We were able to annexe our conversation from the rest of the table for a little bit and chew the fat over names pulled from out of the fogs of time. Names from the club and graffiti scenes of the late 80s - Devil 666, Robbo, Sham59, Rev, Rob & Elisa, the Tonka lot. All pieces of a very precious time slice in all three of our lives, and from the perspective of all three of us sitting in a bar in Venice, a time that has influenced all three profoundly, but in varied ways.

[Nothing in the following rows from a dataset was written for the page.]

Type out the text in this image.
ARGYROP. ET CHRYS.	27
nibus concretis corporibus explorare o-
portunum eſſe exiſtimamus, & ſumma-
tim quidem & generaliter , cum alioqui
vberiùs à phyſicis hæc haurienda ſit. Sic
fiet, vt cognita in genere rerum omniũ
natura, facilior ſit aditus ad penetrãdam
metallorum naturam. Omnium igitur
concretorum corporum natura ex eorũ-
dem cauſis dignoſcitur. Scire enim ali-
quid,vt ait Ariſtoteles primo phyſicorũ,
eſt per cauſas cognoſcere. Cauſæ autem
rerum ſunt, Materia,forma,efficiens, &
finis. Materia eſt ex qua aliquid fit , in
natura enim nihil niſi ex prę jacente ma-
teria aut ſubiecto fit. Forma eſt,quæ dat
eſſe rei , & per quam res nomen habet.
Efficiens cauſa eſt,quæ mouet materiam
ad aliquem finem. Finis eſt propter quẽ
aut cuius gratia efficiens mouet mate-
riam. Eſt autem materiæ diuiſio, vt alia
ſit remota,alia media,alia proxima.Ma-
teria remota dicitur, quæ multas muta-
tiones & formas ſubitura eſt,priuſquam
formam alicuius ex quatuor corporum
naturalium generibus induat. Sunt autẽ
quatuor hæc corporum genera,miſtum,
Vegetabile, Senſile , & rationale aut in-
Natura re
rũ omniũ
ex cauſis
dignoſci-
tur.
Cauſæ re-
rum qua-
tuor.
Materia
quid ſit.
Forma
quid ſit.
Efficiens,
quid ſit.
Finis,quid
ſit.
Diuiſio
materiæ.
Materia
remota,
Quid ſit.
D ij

I was grinning from ear to ear when Thomas told a story about being in a millionaire's rainforest hideway in Bali, an architect-designed stunner made of granite boulders and live tree trunks, plumb spang in the middle of the jungle, going for a pony in the guy's toilet, and finding a graffiti magazine, with a six page article on my work. Always a good way to get introduced to a group of cool LA music people, that one.

Tuesday 5 May 2009

a few pictures from sunday


H.O.U.S.E. spells House

Sunday Pool Party at the Custom Hotel, where I stayed the very first night I was here. Dope house music, sunshine, bikinis, poptarts & Patron shots. Jon's mate Ron was on the boards, Sam was doing pre-natal massages by the pool. How Mode2 is this flick?

Friday 1 May 2009

I Get Goose Bumps When The Bassline Thumps

I felt my first ever earthquake today. Sitting in the edit suite at Bill Fishman's office when for a few seconds, everything rumbled. It felt just like living next to a train line, but being west Los Angeles, there's no trains for miles around. Bill thought I'd had the bass turned up on the G5's sub-woofer.

Coincidentally I'd been in Home Depot earlier that day, admiring the fine selection of 'Earthquake Straps' they sell for tethering your valuables to the floor. Californian wisdom is that when you feel the earthquake hit, sit under a door frame, and stay there. Living with that above your heads all the time is another bizarre aspect of life in LA, destruction and success potentially equally sudden and absolute. A whole town comprised of people all crossing their fingers the Big One doesn't hit before their studio deal comes in.